Cécile, personne aveugle, décrit ce qu’est pour elle le bien-être : « Se détendre, prendre du temps pour soi, découvrir qu’on peut faire autre chose que courir. » Elle organise des séjours « bien-être » qui permettent aux personnes handicapées et/ou polyhandicapées de bénéficier d’activités ouvrant à un «mieux-être». Ces séjours rencontrent un véritable succès depuis 2011. Mais pourquoi proposer ce genre de séjours ? « Ils sont le fruit d’une demande, d’un besoin de personnes que je côtoie régulièrement. Je suis aveugle et fortement impliquée chez Alteo, et j’organise régulièrement d’autres séjours et activités. Je suis convaincue que le bien-être est important pour chacun, que l’on soit handicapé ou non. Une personne égale une personne ! »

Pour Catherine, atteinte de fibromyalgie : « Le bien-être, c’est quand je n’ai aucune douleur. C’est aussi quand je suis contente d’avoir pu faire une activité que j’aime, même si au départ je n’en avais pas trop envie, car fatiguée et pas bien, mais quand je participe à l’activité, je me sens bien et cela me procure un bien-être. » Pour Yves, « le bien-être c’est le calme, les pieds dans l’eau à la mer loin de tout, seul, c’est aussi rêver, faire des projections d’images positives; peu importe si elles ne se réalisent pas, rêver, ça je sais faire ». Pour Catherine comme pour Yves, le plaisir des rencontres et l’amitié font partie du bien-être et ces énergies positives apaisent et font passer la douleur à l’arrière-plan. Une douleur supportable est oubliée quand on se sent bien.

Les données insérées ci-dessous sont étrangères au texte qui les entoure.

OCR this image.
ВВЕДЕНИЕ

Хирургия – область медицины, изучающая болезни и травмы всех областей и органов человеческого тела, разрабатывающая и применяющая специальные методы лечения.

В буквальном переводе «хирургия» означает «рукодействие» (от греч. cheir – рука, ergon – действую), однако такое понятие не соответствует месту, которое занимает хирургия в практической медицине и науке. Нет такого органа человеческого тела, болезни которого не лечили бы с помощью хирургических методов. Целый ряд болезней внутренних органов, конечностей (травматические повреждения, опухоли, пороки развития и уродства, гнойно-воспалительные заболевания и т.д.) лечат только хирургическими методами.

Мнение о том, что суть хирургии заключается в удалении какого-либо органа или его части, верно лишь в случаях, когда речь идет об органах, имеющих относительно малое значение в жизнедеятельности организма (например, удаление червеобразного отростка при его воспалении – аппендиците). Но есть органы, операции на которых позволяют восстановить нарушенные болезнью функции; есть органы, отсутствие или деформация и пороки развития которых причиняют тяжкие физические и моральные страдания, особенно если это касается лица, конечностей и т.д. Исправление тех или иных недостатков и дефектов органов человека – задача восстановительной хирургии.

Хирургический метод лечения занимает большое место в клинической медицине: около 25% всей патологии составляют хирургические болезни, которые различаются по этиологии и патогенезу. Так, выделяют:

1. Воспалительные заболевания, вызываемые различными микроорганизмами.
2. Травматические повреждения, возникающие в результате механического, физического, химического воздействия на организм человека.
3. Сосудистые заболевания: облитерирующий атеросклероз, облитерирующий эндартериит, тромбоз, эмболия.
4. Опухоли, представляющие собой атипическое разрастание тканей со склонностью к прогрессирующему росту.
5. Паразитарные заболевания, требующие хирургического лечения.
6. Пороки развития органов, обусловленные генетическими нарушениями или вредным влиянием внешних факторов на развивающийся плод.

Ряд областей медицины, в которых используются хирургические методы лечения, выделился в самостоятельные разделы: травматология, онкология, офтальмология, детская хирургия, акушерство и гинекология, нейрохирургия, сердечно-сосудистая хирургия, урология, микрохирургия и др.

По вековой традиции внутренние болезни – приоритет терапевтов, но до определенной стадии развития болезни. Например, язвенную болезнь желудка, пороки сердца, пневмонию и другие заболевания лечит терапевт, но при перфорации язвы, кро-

Aux témoignages de ces personnes confrontées à des douleurs quotidiennes fait écho celui de Lucien, qui nous dit que le bien-être, qu’il appelle bonheur, consiste à se sentir entouré de sa famille, ce qui le fait se sentir moins seul…

Ces témoignages se rejoignent et me confortent dans l’idée que tous, nous pouvons accéder à un bien-être, que l’on soit une personne handicapée ou non et que, comme nous l’a dit Éric, cette conception de l’existence, cet état d’esprit qui nous amène à savourer notre propre bien-être est possible pour chacun de nous. Il ne dépend que de nous de « cultiver » cet art du bien-être même si nous sommes confrontés à des difficultés et que, comme le souligne Éric, rien n’est acquis : « cheminer vers le bien-être » est un art de vivre. Cependant, la plupart d’entre nous continuent à associer la notion de bien-être à ce que je définirais comme un moment fugace, un instantané.